Не снимая шляпы, он таскал «фафлики», слушал ее болтовню и сообразно обстоятельствам кивал или пожимал плечами. И внимательно разглядывал сестру, выбирая моменты, когда она на него не смотрела.
— У тебя правда все в порядке, мом? — спросил он, стараясь придать своему голосу оттенок беспечности.
— Разумеется! — она продолжала манипулировать кнопками агрегата. — Почему ты решил об этом спросить?
— Давно не видел тебя. Естественно, интересуюсь… И если когда-нибудь вдруг случится, что тебе понадобится моя помощь, ты получишь ее немедленно.
Она сделала движение головой, будто хотела взглянуть на него, но это движение осталось незавершенным.
— Ты всегда был добр ко мне и внимателен, беби, и я благодарна тебе. Но… с чего ты взял, что мне нужна будет помощь?

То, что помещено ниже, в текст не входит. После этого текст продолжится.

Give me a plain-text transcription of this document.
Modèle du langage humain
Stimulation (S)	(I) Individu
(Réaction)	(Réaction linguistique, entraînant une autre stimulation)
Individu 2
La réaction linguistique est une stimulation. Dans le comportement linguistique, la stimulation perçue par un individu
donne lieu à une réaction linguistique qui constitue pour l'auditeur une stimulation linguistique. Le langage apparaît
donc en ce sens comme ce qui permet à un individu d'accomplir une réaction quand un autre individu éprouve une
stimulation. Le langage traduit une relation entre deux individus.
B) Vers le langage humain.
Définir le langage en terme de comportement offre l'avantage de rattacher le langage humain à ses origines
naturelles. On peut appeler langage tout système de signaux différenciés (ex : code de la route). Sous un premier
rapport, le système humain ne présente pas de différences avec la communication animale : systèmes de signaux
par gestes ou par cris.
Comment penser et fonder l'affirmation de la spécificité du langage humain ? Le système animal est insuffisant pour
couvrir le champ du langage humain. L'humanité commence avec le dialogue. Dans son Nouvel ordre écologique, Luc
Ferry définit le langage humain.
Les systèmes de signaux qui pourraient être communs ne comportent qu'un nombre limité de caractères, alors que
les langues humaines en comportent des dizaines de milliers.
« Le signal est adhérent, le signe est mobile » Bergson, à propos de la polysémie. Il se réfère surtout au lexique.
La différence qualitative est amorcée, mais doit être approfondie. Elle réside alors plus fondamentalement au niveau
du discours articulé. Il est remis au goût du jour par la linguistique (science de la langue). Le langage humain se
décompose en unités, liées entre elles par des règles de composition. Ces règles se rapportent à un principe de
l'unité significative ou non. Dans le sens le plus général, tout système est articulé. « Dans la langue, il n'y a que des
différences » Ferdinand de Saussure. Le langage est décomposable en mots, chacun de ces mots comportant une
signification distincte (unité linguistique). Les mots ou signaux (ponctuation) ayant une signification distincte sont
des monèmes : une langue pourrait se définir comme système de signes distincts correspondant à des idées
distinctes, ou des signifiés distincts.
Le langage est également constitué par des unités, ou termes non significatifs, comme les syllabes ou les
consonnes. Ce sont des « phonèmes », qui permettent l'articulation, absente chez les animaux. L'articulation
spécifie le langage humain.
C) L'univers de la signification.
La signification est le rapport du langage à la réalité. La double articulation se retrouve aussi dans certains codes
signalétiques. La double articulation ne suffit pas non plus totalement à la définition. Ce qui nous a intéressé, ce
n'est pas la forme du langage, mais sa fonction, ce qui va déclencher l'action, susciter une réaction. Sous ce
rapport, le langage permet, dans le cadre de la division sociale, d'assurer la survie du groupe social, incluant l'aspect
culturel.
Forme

— Я ведь сказал: если… Жизнь штука сложная, мом. Работа в Управлении окончательно убедила меня, что современное бытие полно неожиданностей. Причем не все из них приятного или хотя бы достаточно безобидного свойства. — Он слизнул крем.
— Ты знаешь… — теперь она на него посмотрела, — мне все это как-то не очень нравится.
— Мне тоже. Но это, видимо, выше наших эмоций.
— Я не о том… Твоя работа делает тебя излишне мнительным.
— Ничего подобного. Моя работа делает меня рациональным. Дэв дома?
— Нет. Но через час будет здесь, и мы сядем завтракать. Буквально за минуту до твоего появления я говорила с ним по видеотектору. Дэв сказал, что у него испортилась машина где-то в районе смотровой площадки каньона.
— Да? Чего ради его туда понесло? Он что, каньона не видел?
— Туда зачем-то понесло соседского мальчишку, и Дэву пришлось его догонять.
— Догнал?
— Разве могло быть иначе! Правда, мне неизвестны подробности. Дэв о них умолчал. Ты ведь знаешь его…
— Я его знаю. — Фрэнк взял еще один «фафлик». — Ладно, не буду тебе мешать. Ты когда управишься со своими делами?
— Думаю, получаса мне будет достаточно. Пойди проверь, хороша ли вода в бассейне. Только не слишком перегревайся на солнце.
— Постараюсь…
Фрэнк вошел в кабинет Нортона. Дверь он оставил открытой, как было. Сел в кресло, облокотился о стол и прислушался. Дом будто вымер. Справа жирно лоснилось большое болото с зеленой водой. Фрэнк, задумавшись, остановил на нем взгляд. В отдалении — худосочные заросли. На переднем плане (едва ли не возле стола) бродили по мелководью какие-то крупные длинноногие птицы; одна из них, оттопырив крыло, усердно чесалась. «Второй канал девятой стереопрограммы, — подумал он. — Нескончаемые видеоландшафты с жирностью для закоренелых меланхоликов. Неплохой антураж для запретного сыска».